My lab just read this preprint, and I thought I'd pass on our thoughts in the hopes that they are helpful.
First, we thought the approach seems eminently sensible, very useful, and that the analyses were informative.
A few things we thought might be worth considering:
1. Similar to some comments on Twitter, we wondered about the choice of variant callers to include as comparisons, and why many commonly-used callers were excluded.
2. We found the table really hard to interpret. Perhaps this is just because it's difficult data to represent, but we did wonder about the extent to which the sets of variant calls overlapped / differed, as well as the FP and FN rates. It also took us quite a bit of head scratching to get to the point where we realised that the dbSNP138 column percentages were so important to the interpretation.

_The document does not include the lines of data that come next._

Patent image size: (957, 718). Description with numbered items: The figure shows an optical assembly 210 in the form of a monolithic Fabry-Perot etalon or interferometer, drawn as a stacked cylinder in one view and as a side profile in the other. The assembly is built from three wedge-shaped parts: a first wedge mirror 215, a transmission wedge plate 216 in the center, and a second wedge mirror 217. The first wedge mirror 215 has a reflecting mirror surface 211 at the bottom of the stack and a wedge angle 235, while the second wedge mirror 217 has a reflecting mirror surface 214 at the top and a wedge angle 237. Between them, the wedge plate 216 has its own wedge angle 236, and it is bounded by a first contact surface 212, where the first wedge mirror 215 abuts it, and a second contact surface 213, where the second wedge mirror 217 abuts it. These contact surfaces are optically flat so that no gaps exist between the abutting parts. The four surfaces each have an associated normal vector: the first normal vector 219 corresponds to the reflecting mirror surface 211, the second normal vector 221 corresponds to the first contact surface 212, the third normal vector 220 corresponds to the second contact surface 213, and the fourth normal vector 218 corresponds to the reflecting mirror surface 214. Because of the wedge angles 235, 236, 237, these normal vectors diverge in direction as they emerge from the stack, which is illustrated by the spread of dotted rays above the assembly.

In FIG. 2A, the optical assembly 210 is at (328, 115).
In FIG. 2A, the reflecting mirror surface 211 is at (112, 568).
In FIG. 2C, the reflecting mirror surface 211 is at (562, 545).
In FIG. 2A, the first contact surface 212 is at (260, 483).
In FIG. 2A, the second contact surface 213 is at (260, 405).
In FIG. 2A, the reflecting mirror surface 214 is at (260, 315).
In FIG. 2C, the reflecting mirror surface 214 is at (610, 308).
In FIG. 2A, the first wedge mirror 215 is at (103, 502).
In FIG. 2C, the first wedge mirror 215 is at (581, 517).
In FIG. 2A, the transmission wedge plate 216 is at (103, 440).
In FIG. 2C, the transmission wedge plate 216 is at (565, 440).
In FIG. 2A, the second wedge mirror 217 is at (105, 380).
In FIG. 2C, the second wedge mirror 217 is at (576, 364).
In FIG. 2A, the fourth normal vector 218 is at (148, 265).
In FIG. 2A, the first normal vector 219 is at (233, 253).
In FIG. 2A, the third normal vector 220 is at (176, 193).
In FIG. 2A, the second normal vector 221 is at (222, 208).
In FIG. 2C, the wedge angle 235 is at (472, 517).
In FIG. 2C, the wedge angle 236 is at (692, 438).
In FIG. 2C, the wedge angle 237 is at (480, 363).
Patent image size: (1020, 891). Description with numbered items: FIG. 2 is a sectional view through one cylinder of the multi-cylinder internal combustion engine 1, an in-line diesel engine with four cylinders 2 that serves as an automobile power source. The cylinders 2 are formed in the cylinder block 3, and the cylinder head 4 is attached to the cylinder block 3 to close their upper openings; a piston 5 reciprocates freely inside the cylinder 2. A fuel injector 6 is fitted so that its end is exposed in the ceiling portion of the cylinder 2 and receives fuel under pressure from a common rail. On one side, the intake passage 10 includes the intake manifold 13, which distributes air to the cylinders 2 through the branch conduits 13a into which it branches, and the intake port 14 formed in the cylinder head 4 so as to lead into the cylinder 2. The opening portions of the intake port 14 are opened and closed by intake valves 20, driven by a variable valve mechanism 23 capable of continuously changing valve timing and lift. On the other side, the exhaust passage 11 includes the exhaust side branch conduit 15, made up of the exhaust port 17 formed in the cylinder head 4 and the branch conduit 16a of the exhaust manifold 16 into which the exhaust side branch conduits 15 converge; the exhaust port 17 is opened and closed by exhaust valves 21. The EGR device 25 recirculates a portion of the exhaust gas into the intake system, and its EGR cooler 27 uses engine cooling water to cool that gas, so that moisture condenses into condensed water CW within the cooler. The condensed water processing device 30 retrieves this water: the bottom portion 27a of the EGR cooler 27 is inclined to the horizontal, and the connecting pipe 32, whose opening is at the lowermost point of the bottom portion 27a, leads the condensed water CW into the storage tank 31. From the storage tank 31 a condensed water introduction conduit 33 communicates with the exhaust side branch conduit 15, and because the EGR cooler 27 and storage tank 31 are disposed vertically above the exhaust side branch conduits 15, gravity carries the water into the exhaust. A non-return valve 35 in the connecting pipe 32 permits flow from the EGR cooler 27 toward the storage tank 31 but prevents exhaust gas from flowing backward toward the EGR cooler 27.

3. We found the definitions of False Positives and False Negatives confusing (we appreciate that there are limitations to the short format though). This is mostly because it seems from the dbSNP138, Omni 2.5, and other results (final para of the ppr), that many/most of the False Positives are probably not False Positives at all. For this reason, we thought it might be clearer to redefine FP and FN simply in terms of differences to the GIAB NA12878 data.
4. Related to 3, but also more generally, we really wanted to see some simple simulations, so that one really could determine FP and FN rates. For my money, a simple and effective approach here is to do something like the NextGenMap paper (https://academic.oup.com/bioin... which simulated 4 read sets from Human, Arabidopsis, and Drosophila, then another 11 read sets from Arabidopsis with increasing polymorphism (0-10%). Results could be summarised quickly in a single figure, comparing real FP and FN rates under simulation.
A final comment, not really relevant to the current paper: we wondered about extending the method to include technical replicates (i.e. independent extractions and libraries from the same sample). E.g. to include 3 technical replicates at 20x each, which should allow one to account quite effectively for errors from library construction and base-calling.